Amen to Peggy in #33, we are to be the image of Christ.
I do not believe in Christian perfectionism as an individual, a local assembly, or the visible representation of the Body of Christ on earth. The wheat are mixed among the tares in the Imperfect Church (related article http://www.wscal.edu/faculty/wscwritings/07.09.php) as much as they are in my own life.
Yes, followers of Christ are to be known by their transformed lives as individuals and a people, so when it appears that the faith shapes human beings into ugly, rude creatures I’m disappointed, even angered. In response, we are called to pray, to teach the Scriptures in a manner leading to godly living, to share our concern and when necessary as part of a community, exercise appropriate discipline. At times, God may even be calling us issue a prophetic challenge.
But we must not forget that human beings begin as ugly, rude creatures; American culture/values do shape Christians in the United States (e.g., low tipping is familiar to me as one with German-American roots and who finds it necessary to carefully watch his family’s limited resources); and most importantly, our concern is in what direction one is traveling in the continuum of drawing closer to God given form in a humble understanding of ourselves and a life of blessing toward others and the creation.

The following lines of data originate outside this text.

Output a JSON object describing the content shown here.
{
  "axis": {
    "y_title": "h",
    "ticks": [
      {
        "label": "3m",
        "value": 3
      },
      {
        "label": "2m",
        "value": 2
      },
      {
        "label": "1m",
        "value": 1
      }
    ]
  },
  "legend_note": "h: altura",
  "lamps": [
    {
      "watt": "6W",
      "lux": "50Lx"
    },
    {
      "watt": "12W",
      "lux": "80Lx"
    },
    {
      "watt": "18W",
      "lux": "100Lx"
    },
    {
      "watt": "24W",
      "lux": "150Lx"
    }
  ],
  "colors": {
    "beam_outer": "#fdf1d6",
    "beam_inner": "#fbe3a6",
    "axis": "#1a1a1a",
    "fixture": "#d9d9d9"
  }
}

Lord willing the seed brings forth not only a tree with leaves, but good fruit. I don’t have a problem, when a tree is dead to cut it down and throw it in a fire, even if it had brought forth fruit in the past. Along these lines, good to read of Willow Creek repenting of its failures, http://blog.christianitytoday.com/outofur/archives/2007/10/willow_creek_re.html
“The thesis might be this: outsiders think Christians and the Christian faith have become unChristian.”

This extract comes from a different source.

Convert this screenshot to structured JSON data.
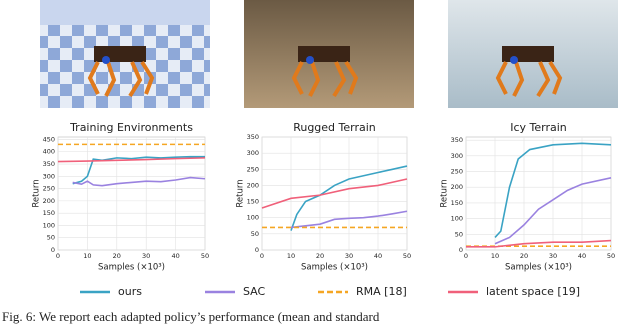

How would an outsider be able to tell what Christianity is really all about until they take the step of following Christ, i.e. becoming an insider? How would an outsider know?
I actually think asking what outsiders think about Christ, the Church and Christians can be quite helpful and we can learn much. But ultimately we must rely on the Word of God and the Holy Spirit to shape us like Christ, to define us. Shouldn’t we trust the Word, the Holy Spirit and the Church to lead us into Christ likeness?
It’s sometimes helpful to ask others how I, or a group I’m part of, is coming across to other people. Feedback can be helpful, regardless of ‘why’ people think what they do. If humility is a primary trait of the Christ-centered life, and many people perceive Christians as self-righteous, which is not a Christian trait, then that’s enough for me to wonder, not about whether we have an image problem, but whether we have a character problem.
Barna, Barna, Barna… oh, our precious Barna.
What would we do without him?
Now… that’d be a post.
What does “image” mean in terms of this book? If it’s that we’ve earned a bad image b/c of bad behavior, and calls Christians to repentance and faith, to go back and practice love to neighbor and enemy, then I’m all for it. (My sense is that this is the kind of image the book is talking about.) If we’ve misrepresented Christ whom we are called to image, then yes, let’s work on our imaging. If it’s simply listening and hearing where we’ve miscommunicated and clarifying what we’ve meant, that’s good too.
I’d rather Christians practice love and kindness and forgiveness and look silly or tacky doing it than that we simply present our same old selves in a shallowly more appealing way, the kind of image forged by focus groups and test marketing. Part of the problem that’s come up in this thread is that “image” language itself has a bad image! There’s a suspicion that packaging ourselves in a forced unnatural way might supplant a focus on being authentically Christian.